At Local Polling Places, Issues Reported, And Relief As Election Nears Its End

Voters wait in line to vote at East Boston High School. (Robin Lubbock/WBUR)
Voters wait in line to vote at East Boston High School. (Robin Lubbock/WBUR)

Volunteer, nonpartisan poll monitors with the Lawyers' Committee for Civil Rights and Economic Justice have reported voting issues throughout Massachusetts on Election Day.

The volunteers are flagging the issues in real time through a national hotline, in the hope of resolving the problems.

The committee reports that voting machine malfunctions have been a problem in nine different cities Tuesday, including Lawrence, Springfield and New Bedford.

Sophia Hall, a staff attorney with the committee, says she's pleased with reporting process.

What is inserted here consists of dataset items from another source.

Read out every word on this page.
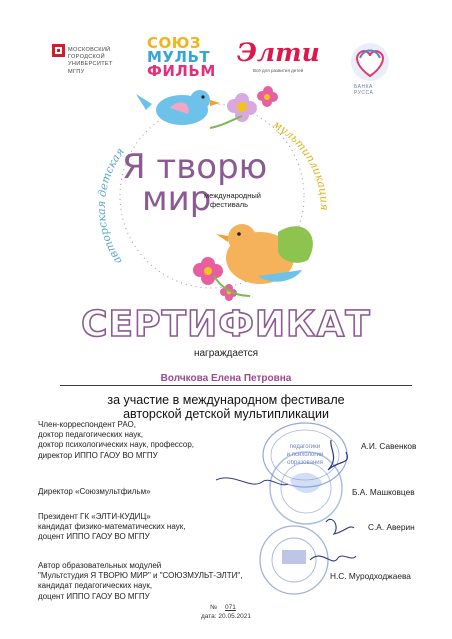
МОСКОВСКИЙ
ГОРОДСКОЙ
УНИВЕРСИТЕТ
МГПУ
СОЮЗ
МУЛЬТ
ФИЛЬМ
Элти
Всё для развития детей
БАНКА РУССА
авторская детская
мультипликация
Я творю
мир
международный
фестиваль
СЕРТИФИКАТ
награждается
Волчкова Елена Петровна
за участие в международном фестивале
авторской детской мультипликации
педагогики
и психологии
образования
Член-корреспондент РАО,
доктор педагогических наук,
доктор психологических наук, профессор,
директор ИППО ГАОУ ВО МГПУ
А.И. Савенков
Директор «Союзмультфильм»	Б.А. Машковцев
Президент ГК «ЭЛТИ-КУДИЦ»
кандидат физико-математических наук,
доцент ИППО ГАОУ ВО МГПУ
С.А. Аверин
Автор образовательных модулей
"Мультстудия Я ТВОРЮ МИР" и "СОЮЗМУЛЬТ-ЭЛТИ",
кандидат педагогических наук,
доцент ИППО ГАОУ ВО МГПУ
Н.С. Муродходжаева
№ 071
дата: 20.05.2021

"We're having a lot of call volume," Hall said, "but overall things look good in the sense that when issues are arising, we're able to work with partners at cities and towns and directly at [Secretary of State William] Galvin's office, the Elections Division, to try to resolve them in real time."

The committee has received more than 300 calls reporting long lines and other voting issues.

Meanwhile, for the voters in those long lines, some are expressing mixed emotions about this year's presidential race.

Gail Athas, a moderator of Ward 3 in Manchester, New Hampshire, said she's thankful this election is almost done.

"I'm disgusted with the way the election was run, I'm relieved that the day is here, [and] concerned that it's not over," Athas said.

Martha Hathaway, of Newton, Massachusetts, said she's just glad to be able to go back on social media.

"I feel like now I can get back on Facebook," she said. "I feel like you're not going to change my mind, I'm old enough to make my own decisions, and I'm tired of hearing about it."

Polls are open until 8 p.m. in Massachusetts.